In the War on Terror, it matters not a whit whether a suspected terrorist is actually guilty or not until years have passed, and the decision is made as to how to bring them to "justice". Hundreds of completely innocent victims of the war on terror are warehoused at Guantanamo Bay, Cuba, awaiting release — one by one, after enduring years of abuse, detention, torture, and privation.

Some have been tortured and then confessed to crimes that they knew they did not commit, simply to stop the torture. Of course, the American government does not consider slicing ones genitals with a scalpel to be torture, inflicting detainees to ear-splitting noises or bombardments with intense light or prolonged darkness with no exposure to natural light for months. This is not "torture" to the interrogators, and the U.S. Government, including the Congress wants to make sure that no U.S. torture personnel are ever prosecuted for their treatment of prisoners.

There is no equivalent desire to protect the rights and human dignity of the detainees.

So, we end up with many innocents who are tortured and detained indefinitely in efforts to interrogate them.

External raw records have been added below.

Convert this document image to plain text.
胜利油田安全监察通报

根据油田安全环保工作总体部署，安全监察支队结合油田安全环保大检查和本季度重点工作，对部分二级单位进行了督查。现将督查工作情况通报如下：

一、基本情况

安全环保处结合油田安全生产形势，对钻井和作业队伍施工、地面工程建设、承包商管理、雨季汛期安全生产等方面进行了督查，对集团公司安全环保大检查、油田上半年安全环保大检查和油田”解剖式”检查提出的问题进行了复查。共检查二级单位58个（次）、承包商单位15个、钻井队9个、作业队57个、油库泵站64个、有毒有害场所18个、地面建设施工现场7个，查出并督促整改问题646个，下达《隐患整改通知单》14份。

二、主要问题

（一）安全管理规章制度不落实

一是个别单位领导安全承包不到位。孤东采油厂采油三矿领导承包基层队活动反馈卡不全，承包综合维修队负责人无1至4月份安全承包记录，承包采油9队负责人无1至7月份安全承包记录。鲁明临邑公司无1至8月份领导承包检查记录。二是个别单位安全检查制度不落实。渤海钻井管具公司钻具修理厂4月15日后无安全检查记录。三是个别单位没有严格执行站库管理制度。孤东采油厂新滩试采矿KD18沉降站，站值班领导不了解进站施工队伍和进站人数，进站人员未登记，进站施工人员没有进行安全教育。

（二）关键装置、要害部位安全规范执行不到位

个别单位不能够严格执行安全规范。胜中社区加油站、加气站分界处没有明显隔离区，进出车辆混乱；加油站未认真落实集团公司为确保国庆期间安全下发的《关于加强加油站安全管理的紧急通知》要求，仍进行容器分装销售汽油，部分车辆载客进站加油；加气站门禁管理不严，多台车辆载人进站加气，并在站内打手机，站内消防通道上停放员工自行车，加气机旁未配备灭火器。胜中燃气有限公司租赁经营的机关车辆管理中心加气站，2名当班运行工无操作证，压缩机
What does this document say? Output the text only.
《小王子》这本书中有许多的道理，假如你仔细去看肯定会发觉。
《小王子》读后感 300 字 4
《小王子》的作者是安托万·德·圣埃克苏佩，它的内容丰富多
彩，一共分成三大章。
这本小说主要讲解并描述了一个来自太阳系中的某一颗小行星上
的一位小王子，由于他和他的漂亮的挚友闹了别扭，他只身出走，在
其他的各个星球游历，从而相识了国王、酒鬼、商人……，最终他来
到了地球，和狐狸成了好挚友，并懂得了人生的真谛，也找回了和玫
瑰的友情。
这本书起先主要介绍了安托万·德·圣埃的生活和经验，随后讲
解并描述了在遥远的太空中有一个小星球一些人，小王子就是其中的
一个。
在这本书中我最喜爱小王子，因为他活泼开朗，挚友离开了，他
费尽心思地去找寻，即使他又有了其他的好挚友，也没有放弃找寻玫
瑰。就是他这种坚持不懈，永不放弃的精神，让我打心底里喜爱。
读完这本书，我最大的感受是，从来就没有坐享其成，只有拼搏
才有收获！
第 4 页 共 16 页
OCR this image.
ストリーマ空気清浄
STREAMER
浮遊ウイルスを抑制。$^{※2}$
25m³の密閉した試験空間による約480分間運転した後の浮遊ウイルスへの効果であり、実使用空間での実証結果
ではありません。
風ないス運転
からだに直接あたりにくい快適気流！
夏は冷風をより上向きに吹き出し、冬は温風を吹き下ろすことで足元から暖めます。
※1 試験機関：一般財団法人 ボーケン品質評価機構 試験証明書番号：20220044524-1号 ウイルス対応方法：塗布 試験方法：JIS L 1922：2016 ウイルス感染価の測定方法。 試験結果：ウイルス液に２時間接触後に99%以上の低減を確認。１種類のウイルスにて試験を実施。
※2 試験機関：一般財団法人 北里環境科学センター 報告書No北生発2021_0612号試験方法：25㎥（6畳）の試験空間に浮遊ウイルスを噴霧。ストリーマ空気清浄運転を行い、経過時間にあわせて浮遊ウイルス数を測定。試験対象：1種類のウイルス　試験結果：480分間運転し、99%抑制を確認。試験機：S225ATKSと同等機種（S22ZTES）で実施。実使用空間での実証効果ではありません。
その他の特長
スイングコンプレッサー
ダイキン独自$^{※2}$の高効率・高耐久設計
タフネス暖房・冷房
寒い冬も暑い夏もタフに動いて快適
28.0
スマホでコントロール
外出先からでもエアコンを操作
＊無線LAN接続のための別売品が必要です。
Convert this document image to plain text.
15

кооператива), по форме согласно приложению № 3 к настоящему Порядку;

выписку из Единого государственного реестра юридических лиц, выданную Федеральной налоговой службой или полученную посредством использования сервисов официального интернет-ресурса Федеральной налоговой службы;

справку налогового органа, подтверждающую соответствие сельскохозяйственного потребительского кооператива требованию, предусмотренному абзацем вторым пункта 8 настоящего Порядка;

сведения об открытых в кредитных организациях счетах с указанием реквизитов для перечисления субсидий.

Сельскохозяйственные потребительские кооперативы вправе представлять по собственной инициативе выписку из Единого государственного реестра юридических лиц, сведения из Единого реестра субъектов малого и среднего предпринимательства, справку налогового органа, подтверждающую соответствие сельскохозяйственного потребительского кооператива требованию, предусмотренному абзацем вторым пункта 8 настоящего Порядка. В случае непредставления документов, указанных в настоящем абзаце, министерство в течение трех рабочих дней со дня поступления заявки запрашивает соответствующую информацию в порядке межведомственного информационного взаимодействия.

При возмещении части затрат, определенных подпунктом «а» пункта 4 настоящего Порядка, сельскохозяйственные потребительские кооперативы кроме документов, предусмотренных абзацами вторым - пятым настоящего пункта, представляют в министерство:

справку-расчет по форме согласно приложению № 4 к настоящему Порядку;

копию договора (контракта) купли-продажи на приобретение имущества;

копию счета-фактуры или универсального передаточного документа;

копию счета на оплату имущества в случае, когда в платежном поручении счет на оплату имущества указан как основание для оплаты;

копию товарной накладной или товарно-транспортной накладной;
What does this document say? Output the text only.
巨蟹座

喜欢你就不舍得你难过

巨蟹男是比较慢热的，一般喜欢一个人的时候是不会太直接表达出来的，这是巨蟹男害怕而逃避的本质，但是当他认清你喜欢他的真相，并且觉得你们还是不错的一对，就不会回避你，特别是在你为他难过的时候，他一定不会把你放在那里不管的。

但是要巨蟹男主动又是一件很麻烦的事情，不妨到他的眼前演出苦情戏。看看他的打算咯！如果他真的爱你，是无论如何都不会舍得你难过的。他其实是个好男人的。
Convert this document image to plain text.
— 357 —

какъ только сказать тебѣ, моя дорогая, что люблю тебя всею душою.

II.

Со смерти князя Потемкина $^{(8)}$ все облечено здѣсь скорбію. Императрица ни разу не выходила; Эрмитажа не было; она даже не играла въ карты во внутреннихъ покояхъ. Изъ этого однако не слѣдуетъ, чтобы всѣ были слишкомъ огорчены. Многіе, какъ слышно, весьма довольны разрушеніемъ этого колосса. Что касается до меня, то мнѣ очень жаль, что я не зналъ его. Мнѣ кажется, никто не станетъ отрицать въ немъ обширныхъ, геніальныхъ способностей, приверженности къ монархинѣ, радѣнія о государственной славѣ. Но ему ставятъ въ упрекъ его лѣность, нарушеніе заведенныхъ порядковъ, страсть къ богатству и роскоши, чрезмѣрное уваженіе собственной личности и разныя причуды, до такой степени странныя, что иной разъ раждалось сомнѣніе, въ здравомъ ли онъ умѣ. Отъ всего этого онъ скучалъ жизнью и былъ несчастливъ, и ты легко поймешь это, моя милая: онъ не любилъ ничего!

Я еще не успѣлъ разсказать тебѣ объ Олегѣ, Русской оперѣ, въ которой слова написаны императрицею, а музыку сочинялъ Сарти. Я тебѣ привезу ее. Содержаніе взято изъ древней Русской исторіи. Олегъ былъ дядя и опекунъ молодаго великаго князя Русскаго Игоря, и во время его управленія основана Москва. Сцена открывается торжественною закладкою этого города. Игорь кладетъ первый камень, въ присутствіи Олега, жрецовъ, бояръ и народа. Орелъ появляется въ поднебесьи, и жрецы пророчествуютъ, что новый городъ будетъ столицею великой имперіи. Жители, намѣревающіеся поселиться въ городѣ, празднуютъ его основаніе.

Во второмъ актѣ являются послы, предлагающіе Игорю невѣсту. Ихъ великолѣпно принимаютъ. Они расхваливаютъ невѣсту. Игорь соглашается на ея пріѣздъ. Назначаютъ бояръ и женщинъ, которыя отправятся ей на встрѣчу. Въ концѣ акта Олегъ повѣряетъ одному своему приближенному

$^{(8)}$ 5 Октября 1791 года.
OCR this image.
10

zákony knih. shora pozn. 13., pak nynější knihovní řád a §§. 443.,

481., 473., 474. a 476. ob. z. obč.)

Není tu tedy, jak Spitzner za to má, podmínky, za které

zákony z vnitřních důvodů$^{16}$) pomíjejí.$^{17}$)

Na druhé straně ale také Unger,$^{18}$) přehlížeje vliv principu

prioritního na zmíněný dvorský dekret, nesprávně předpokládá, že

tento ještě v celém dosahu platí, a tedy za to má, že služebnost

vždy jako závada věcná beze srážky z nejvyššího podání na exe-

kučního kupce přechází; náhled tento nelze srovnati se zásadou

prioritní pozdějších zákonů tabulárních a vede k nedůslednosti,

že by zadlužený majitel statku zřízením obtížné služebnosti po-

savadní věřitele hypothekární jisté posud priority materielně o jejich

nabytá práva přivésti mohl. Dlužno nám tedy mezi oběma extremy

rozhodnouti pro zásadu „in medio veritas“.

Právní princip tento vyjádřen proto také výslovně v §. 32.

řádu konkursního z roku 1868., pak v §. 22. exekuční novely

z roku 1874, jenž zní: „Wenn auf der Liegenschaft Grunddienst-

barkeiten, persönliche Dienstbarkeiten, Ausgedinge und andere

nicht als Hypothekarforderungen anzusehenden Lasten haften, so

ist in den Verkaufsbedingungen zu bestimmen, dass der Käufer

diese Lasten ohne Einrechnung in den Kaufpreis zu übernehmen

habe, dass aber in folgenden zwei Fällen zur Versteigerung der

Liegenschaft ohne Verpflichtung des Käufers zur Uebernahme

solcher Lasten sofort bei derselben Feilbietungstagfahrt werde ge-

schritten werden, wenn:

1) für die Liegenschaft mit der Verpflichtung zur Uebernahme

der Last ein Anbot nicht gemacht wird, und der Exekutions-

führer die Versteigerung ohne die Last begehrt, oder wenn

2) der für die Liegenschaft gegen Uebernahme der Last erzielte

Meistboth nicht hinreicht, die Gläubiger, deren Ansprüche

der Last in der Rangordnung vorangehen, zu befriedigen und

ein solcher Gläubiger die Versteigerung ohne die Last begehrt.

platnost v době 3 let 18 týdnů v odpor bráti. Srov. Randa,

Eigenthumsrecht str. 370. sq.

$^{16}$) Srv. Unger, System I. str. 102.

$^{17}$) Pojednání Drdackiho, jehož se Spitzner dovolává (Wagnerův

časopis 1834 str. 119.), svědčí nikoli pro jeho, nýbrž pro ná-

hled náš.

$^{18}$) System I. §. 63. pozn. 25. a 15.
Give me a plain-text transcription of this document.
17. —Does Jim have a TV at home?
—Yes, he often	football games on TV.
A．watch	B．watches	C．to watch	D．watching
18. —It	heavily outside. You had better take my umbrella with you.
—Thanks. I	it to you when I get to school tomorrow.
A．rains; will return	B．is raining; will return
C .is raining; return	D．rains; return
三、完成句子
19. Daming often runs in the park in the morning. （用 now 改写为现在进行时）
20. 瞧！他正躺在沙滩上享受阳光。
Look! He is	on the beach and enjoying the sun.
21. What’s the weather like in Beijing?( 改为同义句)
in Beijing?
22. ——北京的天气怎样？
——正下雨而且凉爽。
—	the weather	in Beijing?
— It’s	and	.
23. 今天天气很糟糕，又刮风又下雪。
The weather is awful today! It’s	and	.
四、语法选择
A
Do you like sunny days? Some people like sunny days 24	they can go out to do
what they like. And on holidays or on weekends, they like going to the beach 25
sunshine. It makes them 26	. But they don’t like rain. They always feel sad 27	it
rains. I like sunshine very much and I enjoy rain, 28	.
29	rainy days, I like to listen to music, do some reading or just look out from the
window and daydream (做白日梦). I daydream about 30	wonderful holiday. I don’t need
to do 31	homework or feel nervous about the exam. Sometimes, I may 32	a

After prolonged interrogation under these conditions, if it is clear that the suspects are guilty, then they are to be "brought to justice" by rigged tribunal hearings in which the deck is stacked against the defendants and they have only limited opportunity to see the evidence used against them. Then, they are to be punished, by God knows what additional punishments.

The innocent are still to be tortured and mistreated for years with no recourse to justice, and then cast off to their home countries to try to re-assemble their shattered lives with no apologies for their inconvenience.

Wouldn’t it be just to treat suspects as innocent until proven guilty by a jury of their peers in fair hearings, and then if found to be terrorists, then interrogated for terrorist information? Is there any terrorist in the world in 2006 who has operational knowledge so time-sensitive that torture is justified in obtaining information?

If torture is to be approved and made legal, then why not torture proven terrorists, and not every suspect who may be sold into detention for bounties or who finds himself in the wrong place at the wrong time?

Isn’t torturing the innocent a form of state terrorism?

What makes torture states any better then terror states, or any different? And when will commonsense definitions of torture be used? Rough treatment designed to extract confessions or information involuntarily is probably torture. Offenses against dignity and religious belief are a form of torture. Nations that torture in order to extract information are terror states and no better than non-governmental terrorist organizations.

More importantly, the war on terror can never be won by using terror as a tactic. And innocent victims of terror by state interrogators must be given justice and restitution.